Our commitment to solar panel safety and recycling

Recycling and solar panel safety are top priorities

At Lightsource bp, we manage our solar farms across America with the safety of communities — and the land — as a priority. That’s why we’re committed to recycling and promoting circularity. We are also committed to ensuring that the solar panels we procure are safe. 


Testing solar panels for safety

As part of our procurement process, solar panels must pass strict testing protocols that have been established by the Environmental Protection Agency (EPA). That means that we only buy solar panels that have passed rigorous testing to prove that they are not hazardous to people or the environment, even if broken. 

Prevent: Solar panels are designed to last for decades in harsh environments. The layers of a solar panel are strongly laminated, and all materials are sealed inside tempered glass, preventing exposure to the environment. This is the same material used in car windshields and hurricane windows! 

Test: All solar panels used at our solar farms are required to pass a strict EPA testing protocol called the Toxicity Characteristic Leaching Procedure (TCLP).
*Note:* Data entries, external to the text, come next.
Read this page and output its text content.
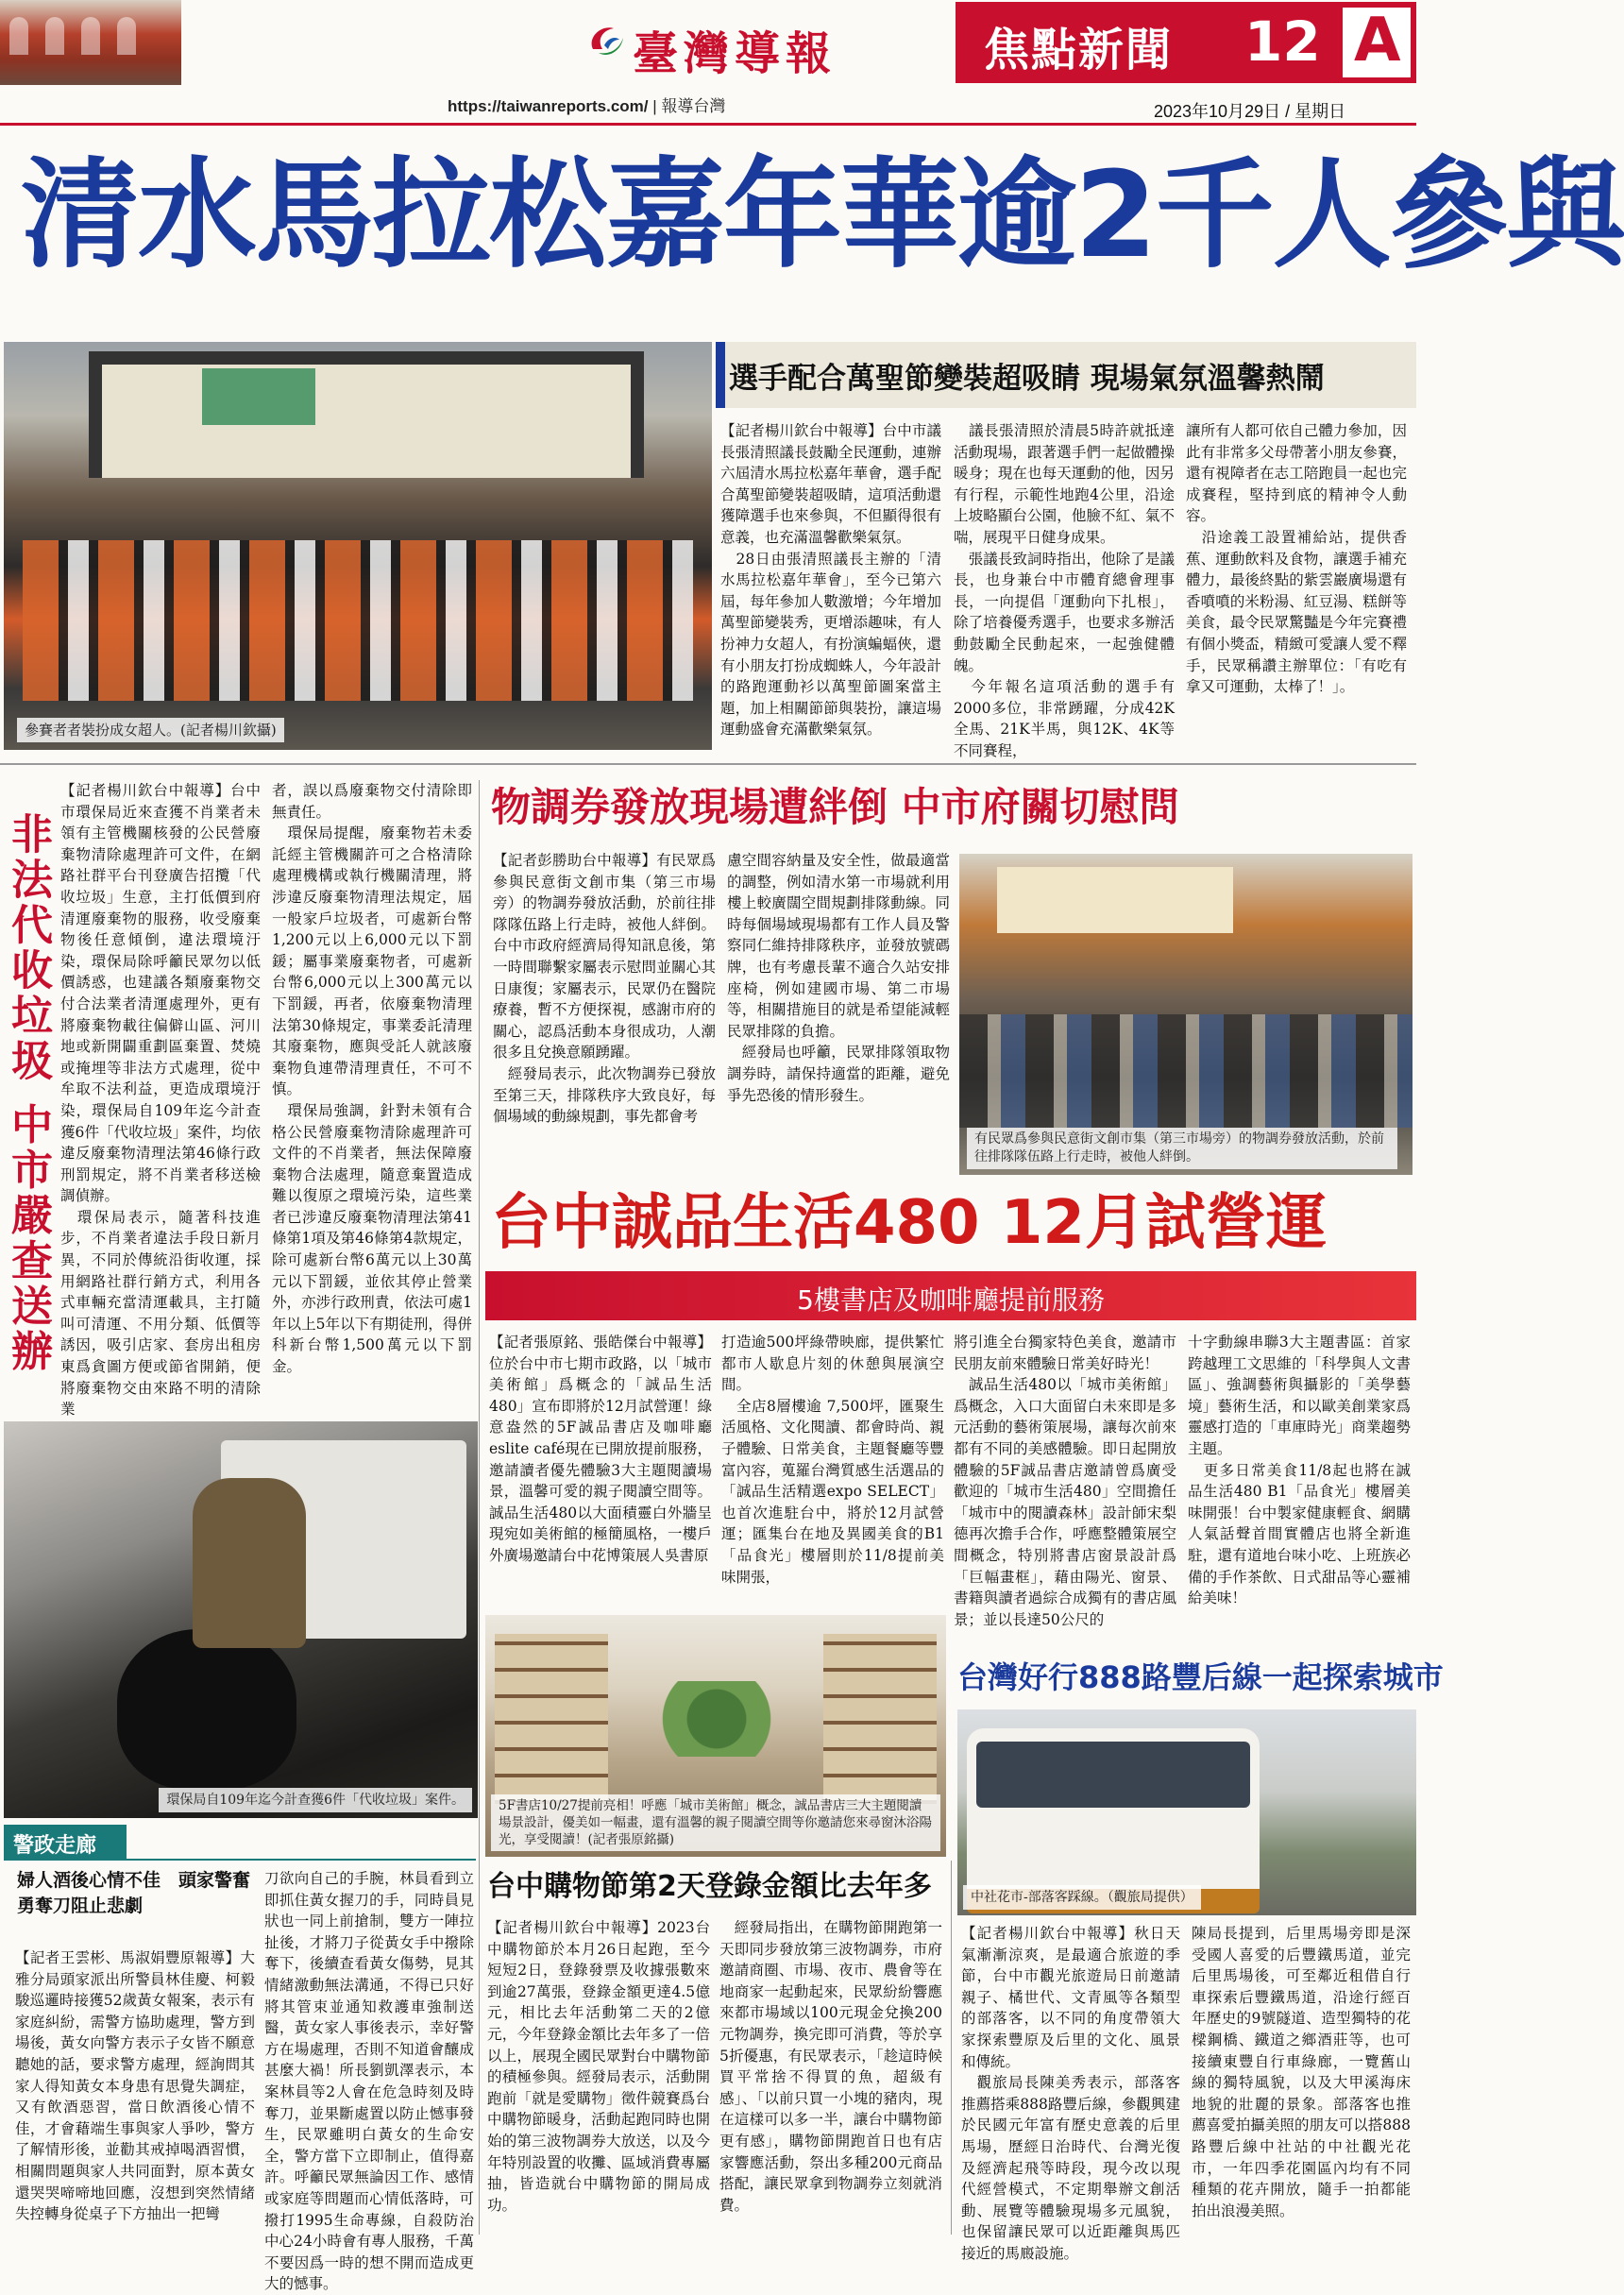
臺灣導報
https://taiwanreports.com/ | 報導台灣
焦點新聞 12 A
2023年10月29日 / 星期日
清水馬拉松嘉年華逾2千人參與
參賽者者裝扮成女超人。(記者楊川欽攝)
選手配合萬聖節變裝超吸睛 現場氣氛溫馨熱鬧
【記者楊川欽台中報導】台中市議長張清照議長鼓勵全民運動，連辦六屆清水馬拉松嘉年華會，選手配合萬聖節變裝超吸睛，這項活動還獲障選手也來參與，不但顯得很有意義，也充滿溫馨歡樂氣氛。
　28日由張清照議長主辦的「清水馬拉松嘉年華會」，至今已第六屆，每年參加人數激增；今年增加萬聖節變裝秀，更增添趣味，有人扮神力女超人，有扮演蝙蝠俠，還有小朋友打扮成蜘蛛人，今年設計的路跑運動衫以萬聖節圖案當主題，加上相關節節與裝扮，讓這場運動盛會充滿歡樂氣氛。
　議長張清照於清晨5時許就抵達活動現場，跟著選手們一起做體操暖身；現在也每天運動的他，因另有行程，示範性地跑4公里，沿途上坡略顯台公園，他臉不紅、氣不喘，展現平日健身成果。
　張議長致詞時指出，他除了是議長，也身兼台中市體育總會理事長，一向提倡「運動向下扎根」，除了培養優秀選手，也要求多辦活動鼓勵全民動起來，一起強健體魄。
　今年報名這項活動的選手有2000多位，非常踴躍，分成42K全馬、21K半馬，與12K、4K等不同賽程，
讓所有人都可依自己體力參加，因此有非常多父母帶著小朋友參賽，還有視障者在志工陪跑員一起也完成賽程，堅持到底的精神令人動容。
　沿途義工設置補給站，提供香蕉、運動飲料及食物，讓選手補充體力，最後終點的紫雲巖廣場還有香噴噴的米粉湯、紅豆湯、糕餅等美食，最令民眾驚豔是今年完賽禮有個小獎盃，精緻可愛讓人愛不釋手，民眾稱讚主辦單位：「有吃有拿又可運動，太棒了！」。
非法代收垃圾 中市嚴查送辦
【記者楊川欽台中報導】台中市環保局近來查獲不肖業者未領有主管機關核發的公民營廢棄物清除處理許可文件，在網路社群平台刊登廣告招攬「代收垃圾」生意，主打低價到府清運廢棄物的服務，收受廢棄物後任意傾倒，違法環境汙染，環保局除呼籲民眾勿以低價誘惑，也建議各類廢棄物交付合法業者清運處理外，更有將廢棄物載往偏僻山區、河川地或新開闢重劃區棄置、焚燒或掩埋等非法方式處理，從中牟取不法利益，更造成環境汙染，環保局自109年迄今計查獲6件「代收垃圾」案件，均依違反廢棄物清理法第46條行政刑罰規定，將不肖業者移送檢調偵辦。
　環保局表示，隨著科技進步，不肖業者違法手段日新月異，不同於傳統沿街收運，採用網路社群行銷方式，利用各式車輛充當清運載具，主打隨叫可清運、不用分類、低價等誘因，吸引店家、套房出租房東爲貪圖方便或節省開銷，便將廢棄物交由來路不明的清除業
者，誤以爲廢棄物交付清除即無責任。
　環保局提醒，廢棄物若未委託經主管機關許可之合格清除處理機構或執行機關清理，將涉違反廢棄物清理法規定，屆一般家戶垃圾者，可處新台幣1,200元以上6,000元以下罰鍰；屬事業廢棄物者，可處新台幣6,000元以上300萬元以下罰鍰，再者，依廢棄物清理法第30條規定，事業委託清理其廢棄物，應與受託人就該廢棄物負連帶清理責任，不可不慎。
　環保局強調，針對未領有合格公民營廢棄物清除處理許可文件的不肖業者，無法保障廢棄物合法處理，隨意棄置造成難以復原之環境污染，這些業者已涉違反廢棄物清理法第41條第1項及第46條第4款規定，除可處新台幣6萬元以上30萬元以下罰鍰，並依其停止營業外，亦涉行政刑責，依法可處1年以上5年以下有期徒刑，得併科新台幣1,500萬元以下罰金。
環保局自109年迄今計查獲6件「代收垃圾」案件。
物調券發放現場遭絆倒 中市府關切慰問
【記者彭勝助台中報導】有民眾爲參與民意街文創市集（第三市場旁）的物調券發放活動，於前往排隊隊伍路上行走時，被他人絆倒。台中市政府經濟局得知訊息後，第一時間聯繫家屬表示慰問並關心其日康復；家屬表示，民眾仍在醫院療養，暫不方便探視，感謝市府的關心，認爲活動本身很成功，人潮很多且兌換意願踴躍。
　經發局表示，此次物調券已發放至第三天，排隊秩序大致良好，每個場域的動線規劃，事先都會考
慮空間容納量及安全性，做最適當的調整，例如清水第一市場就利用樓上較廣闊空間規劃排隊動線。同時每個場域現場都有工作人員及警察同仁維持排隊秩序，並發放號碼牌，也有考慮長輩不適合久站安排座椅，例如建國市場、第二市場等，相關措施目的就是希望能減輕民眾排隊的負擔。
　經發局也呼籲，民眾排隊領取物調券時，請保持適當的距離，避免爭先恐後的情形發生。
有民眾爲參與民意街文創市集（第三市場旁）的物調券發放活動，於前往排隊隊伍路上行走時，被他人絆倒。
台中誠品生活480 12月試營運
5樓書店及咖啡廳提前服務
【記者張原銘、張皓傑台中報導】位於台中市七期市政路，以「城市美術館」爲概念的「誠品生活480」宣布即將於12月試營運！綠意盎然的5F誠品書店及咖啡廳eslite café現在已開放提前服務，邀請讀者優先體驗3大主題閱讀場景，溫馨可愛的親子閱讀空間等。誠品生活480以大面積靈白外牆呈現宛如美術館的極簡風格，一樓戶外廣場邀請台中花博策展人吳書原
打造逾500坪綠帶映廊，提供繁忙都市人歇息片刻的休憩與展演空間。
　全店8層樓逾 7,500坪，匯聚生活風格、文化閱讀、都會時尚、親子體驗、日常美食，主題餐廳等豐富內容，蒐羅台灣質感生活選品的「誠品生活精選expo SELECT」也首次進駐台中，將於12月試營運；匯集台在地及異國美食的B1「品食光」樓層則於11/8提前美味開張，
將引進全台獨家特色美食，邀請市民朋友前來體驗日常美好時光！
　誠品生活480以「城市美術館」爲概念，入口大面留白未來即是多元活動的藝術策展場，讓每次前來都有不同的美感體驗。即日起開放體驗的5F誠品書店邀請曾爲廣受歡迎的「城市生活480」空間擔任「城市中的閱讀森林」設計師宋梨德再次擔手合作，呼應整體策展空間概念，特別將書店窗景設計爲「巨幅畫框」，藉由陽光、窗景、書籍與讀者過綜合成獨有的書店風景；並以長達50公尺的
十字動線串聯3大主題書區：首家跨越理工文思維的「科學與人文書區」、強調藝術與攝影的「美學藝境」藝術生活，和以歐美創業家爲靈感打造的「車庫時光」商業趨勢主題。
　更多日常美食11/8起也將在誠品生活480 B1「品食光」樓層美味開張！台中製家健康輕食、網購人氣話聲首間實體店也將全新進駐，還有道地台味小吃、上班族必備的手作茶飲、日式甜品等心靈補給美味！
5F書店10/27提前亮相！呼應「城市美術館」概念，誠品書店三大主題閱讀場景設計，優美如一幅畫，還有溫馨的親子閱讀空間等你邀請您來尋窗沐浴陽光，享受閱讀！(記者張原銘攝)
台灣好行888路豐后線一起探索城市
中社花市-部落客踩線。（觀旅局提供）
【記者楊川欽台中報導】秋日天氣漸漸涼爽，是最適合旅遊的季節，台中市觀光旅遊局日前邀請親子、橘世代、文青風等各類型的部落客，以不同的角度帶領大家探索豐原及后里的文化、風景和傳統。
　觀旅局長陳美秀表示，部落客推薦搭乘888路豐后線，參觀興建於民國元年富有歷史意義的后里馬場，歷經日治時代、台灣光復及經濟起飛等時段，現今改以現代經營模式，不定期舉辦文創活動、展覽等體驗現場多元風貌，也保留讓民眾可以近距離與馬匹接近的馬廄設施。
陳局長提到，后里馬場旁即是深受國人喜愛的后豐鐵馬道，並完后里馬場後，可至鄰近租借自行車探索后豐鐵馬道，沿途行經百年歷史的9號隧道、造型獨特的花樑鋼橋、鐵道之鄉酒莊等，也可接續東豐自行車綠廊，一覽舊山線的獨特風貌，以及大甲溪海床地貌的壯麗的景象。部落客也推薦喜愛拍攝美照的朋友可以搭888路豐后線中社站的中社觀光花市，一年四季花園區內均有不同種類的花卉開放，隨手一拍都能拍出浪漫美照。
台中購物節第2天登錄金額比去年多
【記者楊川欽台中報導】2023台中購物節於本月26日起跑，至今短短2日，登錄發票及收據張數來到逾27萬張，登錄金額更達4.5億元，相比去年活動第二天的2億元，今年登錄金額比去年多了一倍以上，展現全國民眾對台中購物節的積極參與。經發局表示，活動開跑前「就是愛購物」徵件競賽爲台中購物節暖身，活動起跑同時也開始的第三波物調券大放送，以及今年特別設置的收攤、區域消費專屬抽，皆造就台中購物節的開局成功。
　經發局指出，在購物節開跑第一天即同步發放第三波物調券，市府邀請商圈、市場、夜市、農會等在地商家一起動起來，民眾紛紛響應來都市場域以100元現金兌換200元物調券，換完即可消費，等於享5折優惠，有民眾表示，「趁這時候買平常捨不得買的魚，超級有感」、「以前只買一小塊的豬肉，現在這樣可以多一半，讓台中購物節更有感」，購物節開跑首日也有店家響應活動，祭出多種200元商品搭配，讓民眾拿到物調券立刻就消費。
警政走廊
婦人酒後心情不佳　頭家警奮勇奪刀阻止悲劇
【記者王雲彬、馬淑娟豐原報導】大雅分局頭家派出所警員林佳慶、柯毅駿巡邏時接獲52歲黃女報案，表示有家庭糾紛，需警方協助處理，警方到場後，黃女向警方表示子女皆不願意聽她的話，要求警方處理，經詢問其家人得知黃女本身患有思覺失調症，又有飲酒惡習，當日飲酒後心情不佳，才會藉端生事與家人爭吵，警方了解情形後，並勸其戒掉喝酒習慣，相關問題與家人共同面對，原本黃女還哭哭啼啼地回應，沒想到突然情緒失控轉身從桌子下方抽出一把彎
刀欲向自己的手腕，林員看到立即抓住黃女握刀的手，同時員見狀也一同上前搶制，雙方一陣拉扯後，才將刀子從黃女手中撥除奪下，後續查看黃女傷勢，見其情緒激動無法溝通，不得已只好將其管束並通知救護車強制送醫，黃女家人事後表示，幸好警方在場處理，否則不知道會釀成甚麼大禍！所長劉凱澤表示，本案林員等2人會在危急時刻及時奪刀，並果斷處置以防止憾事發生，民眾雖明白黃女的生命安全，警方當下立即制止，值得嘉許。呼籲民眾無論因工作、感情或家庭等問題而心情低落時，可撥打1995生命專線，自殺防治中心24小時會有專人服務，千萬不要因爲一時的想不開而造成更大的憾事。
This test ensures that even if a solar panel is broken into pieces, it will not release harmful amounts of hazardous materials into the environment. 
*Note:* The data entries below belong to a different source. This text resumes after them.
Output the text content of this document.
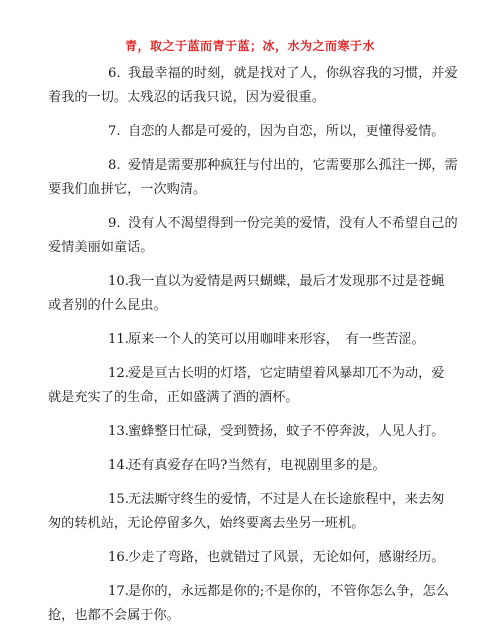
青，取之于蓝而青于蓝；冰，水为之而寒于水
6. 我最幸福的时刻，就是找对了人，你纵容我的习惯，并爱
着我的一切。太残忍的话我只说，因为爱很重。
7. 自恋的人都是可爱的，因为自恋，所以，更懂得爱情。
8. 爱情是需要那种疯狂与付出的，它需要那么孤注一掷，需
要我们血拼它，一次购清。
9. 没有人不渴望得到一份完美的爱情，没有人不希望自己的
爱情美丽如童话。
10. 我一直以为爱情是两只蝴蝶，最后才发现那不过是苍蝇
或者别的什么昆虫。
11. 原来一个人的笑可以用咖啡来形容，　有一些苦涩。
12. 爱是亘古长明的灯塔，它定睛望着风暴却兀不为动，爱
就是充实了的生命，正如盛满了酒的酒杯。
13. 蜜蜂整日忙碌，受到赞扬，蚊子不停奔波，人见人打。
14. 还有真爱存在吗?当然有，电视剧里多的是。
15. 无法厮守终生的爱情，不过是人在长途旅程中，来去匆
匆的转机站，无论停留多久，始终要离去坐另一班机。
16. 少走了弯路，也就错过了风景，无论如何，感谢经历。
17. 是你的，永远都是你的;不是你的，不管你怎么争，怎么
抢，也都不会属于你。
Pass: All solar panels provided by our suppliers must pass TCLP testing, which includes testing for eight metals listed by the Federal Resource Conservation and Recovery Act (RCRA) as toxic at small concentrations. This means that all of the solar panels at our solar farms are confirmed to be non-hazardous under Federal Law. 

By passing the EPA TCLP test, solar panels are categorized as non-hazardous waste under RCRA, and could be safely disposed of in a landfill. However, at Lightsource bp we have pledged to recycle all of our solar panels.


Our solar panel zero landfill commitment

As the first solar developer in the U.S. to pledge that we would recycle all of our solar panels, we are committed to being a leader in recycling and promoting circularity in the industry. 

Solar panels are designed to last more than 25 years. In some cases, nonfunctioning panels can be reused or refurbished to have a “second life” of generating electricity.

When a panel is eventually at its end of life and ready to be decommissioned, by weight more than 80 percent of a typical solar panel is glass and aluminum – both common and easy-to-recycle materials. 

Recycling exclusively with U.S. partners

Along with our commitment to recycling, we only use preferred U.S. recycling partners that have been evaluated by the Solar Energy Industry Association (SEIA). 

SEIA has created a national PV recycling member-based program that aggregates the services offered by recycling and refurbishment providers, making it easier to select a cost-effective and environmentally responsible end-of-life management solution. Recycling facilities that have been vetted by SEIA:  

  • Must collect and process in the U.S., no exporting 
  • Must be accredited 
  • Must strive for maximum material recovery and second life usage 
  • Must work sustainably and promote sustainability

At Lightsource bp, that means we can confidently utilize solar panel recycling facilities – vetted by SEIA – with the assurance that the panels will be processed here in the U.S., and that the facilities strive for maximum material recovery and second-life usage. 

Together with SEIA, we are making strides in furthering the responsible end-of-life management of solar panels. We see decommissioned solar panels as an opportunity for material recovery. Once the amount of PV modules that require recycling is large enough, scaling of reprocessing facilities will greatly reduce cost and diversify the supply chain, increasing the security and sustainability of PV module material sourcing. 


Our global sustainability efforts

Lightsource bp seeks to positively impact the waste footprint of our operations by committing to reusing or recycling solar panels in our owned assets and measuring and improving our waste footprint worldwide.